BBC Claims Americans Think of Presidents as Demigods

I’m really struggling to get through a BBC article called “Who truly was the most dishonest president?”

This section in particular is really hard to read.

Once upon a time Americans placed an almost childlike trust in their commanders-in-chief. They were venerated as demigods. When did it change? Many historians date this rupture to Lyndon Baines Johnson, though he was far from the first president to deceive.

That seems so backwards as to be completely laughable. Which historians?

To begin with, LBJ became president when JFK was assassinated.

Would assassination count as a rupture? I mean saying public change in trust dates to LBJ as president kind of misses at least one big prior rupture event, no?

I would think JFK immediately disproves such a theory of American public rupture and distrust dating to LBJ. And on that note there were assassinations and attempted assassinations long before JFK.

Consider the 1881 assassination of Garfield, for just one obvious example:

Like most presidents up to that point, he was not accompanied by bodyguards or a security detail.

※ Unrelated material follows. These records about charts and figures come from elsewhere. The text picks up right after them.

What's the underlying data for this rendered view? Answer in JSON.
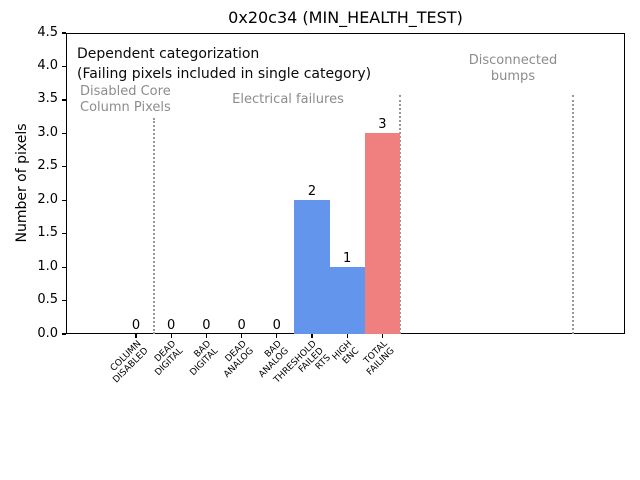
{
  "chart_data": {
    "type": "bar",
    "title": "0x20c34 (MIN_HEALTH_TEST)",
    "xlabel": "",
    "ylabel": "Number of pixels",
    "ylim": [
      0,
      4.5
    ],
    "ytick_step": 0.5,
    "grid": false,
    "legend": null,
    "categories": [
      "COLUMN\nDISABLED",
      "DEAD\nDIGITAL",
      "BAD\nDIGITAL",
      "DEAD\nANALOG",
      "BAD\nANALOG",
      "THRESHOLD\nFAILED\nRTS",
      "HIGH\nENC",
      "TOTAL\nFAILING"
    ],
    "values": [
      0,
      0,
      0,
      0,
      0,
      2,
      1,
      3
    ],
    "value_labels": [
      "0",
      "0",
      "0",
      "0",
      "0",
      "2",
      "1",
      "3"
    ],
    "bar_colors": [
      null,
      null,
      null,
      null,
      null,
      "#6495ED",
      "#6495ED",
      "#F08080"
    ],
    "annotations": {
      "line1": "Dependent categorization",
      "line2": "(Failing pixels included in single category)"
    },
    "sections": [
      {
        "label": "Disabled Core\nColumn Pixels"
      },
      {
        "label": "Electrical failures"
      },
      {
        "label": "Disconnected\nbumps"
      }
    ],
    "colors": {
      "bar_blue": "#6495ED",
      "bar_red": "#F08080",
      "section_text": "#8c8c8c",
      "separator": "#999999",
      "axis": "#000000",
      "background": "#ffffff"
    }
  }
}
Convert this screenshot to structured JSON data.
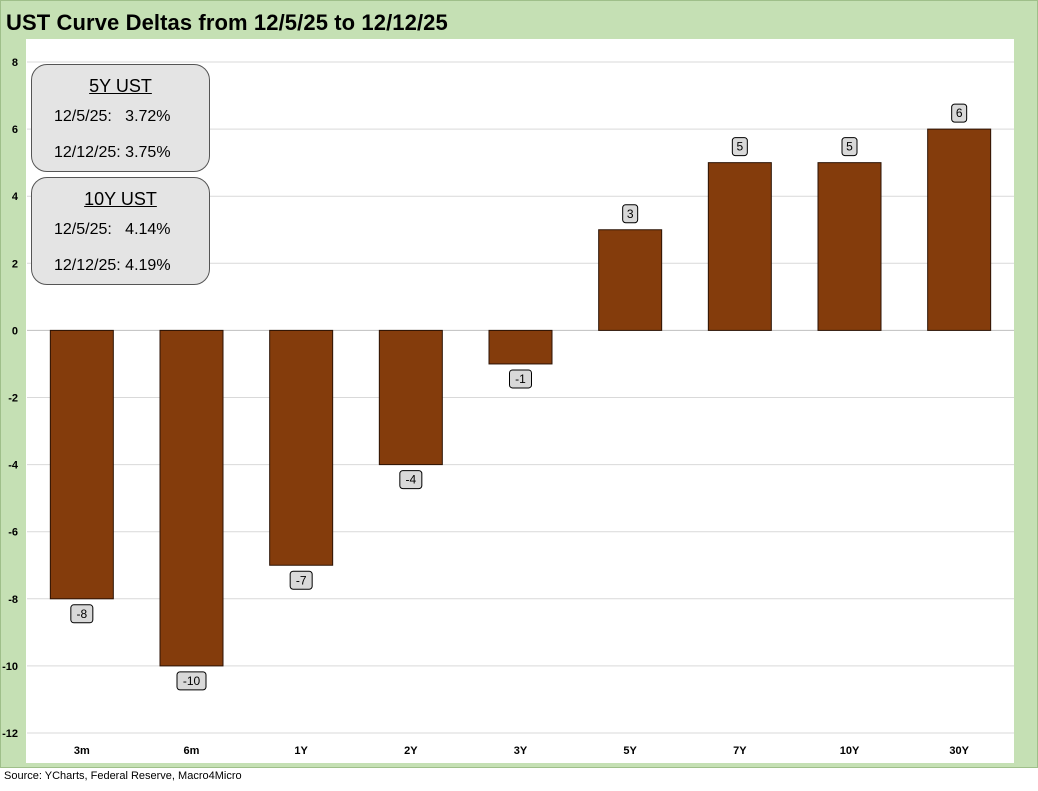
{
  "title": "UST Curve Deltas from 12/5/25 to 12/12/25",
  "source": "Source: YCharts, Federal Reserve, Macro4Micro",
  "info_boxes": [
    {
      "header": "5Y UST",
      "row1": "12/5/25:   3.72%",
      "row2": "12/12/25: 3.75%"
    },
    {
      "header": "10Y UST",
      "row1": "12/5/25:   4.14%",
      "row2": "12/12/25: 4.19%"
    }
  ],
  "colors": {
    "bar": "#843c0c",
    "background": "#c5e0b4",
    "label_box": "#d9d9d9"
  },
  "chart_data": {
    "type": "bar",
    "title": "UST Curve Deltas from 12/5/25 to 12/12/25",
    "categories": [
      "3m",
      "6m",
      "1Y",
      "2Y",
      "3Y",
      "5Y",
      "7Y",
      "10Y",
      "30Y"
    ],
    "values": [
      -8,
      -10,
      -7,
      -4,
      -1,
      3,
      5,
      5,
      6
    ],
    "xlabel": "",
    "ylabel": "",
    "ylim": [
      -12,
      8
    ],
    "yticks": [
      8,
      6,
      4,
      2,
      0,
      -2,
      -4,
      -6,
      -8,
      -10,
      -12
    ],
    "grid": true
  }
}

As Garfield’s carriage pulled up outside the Baltimore and Potomac, Charles Guiteau paced the waiting room inside, ready to fulfill what he believed was a mission from God. […] In his pocket Guiteau carried a letter addressed to the White House. “The president’s tragic death was a sad necessity,” it read, “but it will unite the Republican Party and save the Republic. Life is a fleeting dream, and it matters little when one goes.”

The whole point of the American system used to be that President would be a citizen and not someone “venerated as demigods” or dare I say someone… monarchical.

Garfield literally ran for office on the premise of being a plain farmer who would roll his sleeves up to cut the “weeds” of “calumny, falsehood, fraud, venom, hatred, defamation and malice”.

“Farmer Garfield: Cutting a swath to the White House” 1880. Source: Library of Congress

The bar is low to become a President, with many running on the premise of being common, so on what basis would anyone mistakenly shift that in their mind to a high one?

Who was venerated? Who was given childlike trust?

The author should perhaps prove these assertions, or at least detail them, first before ironically waxing on about deception.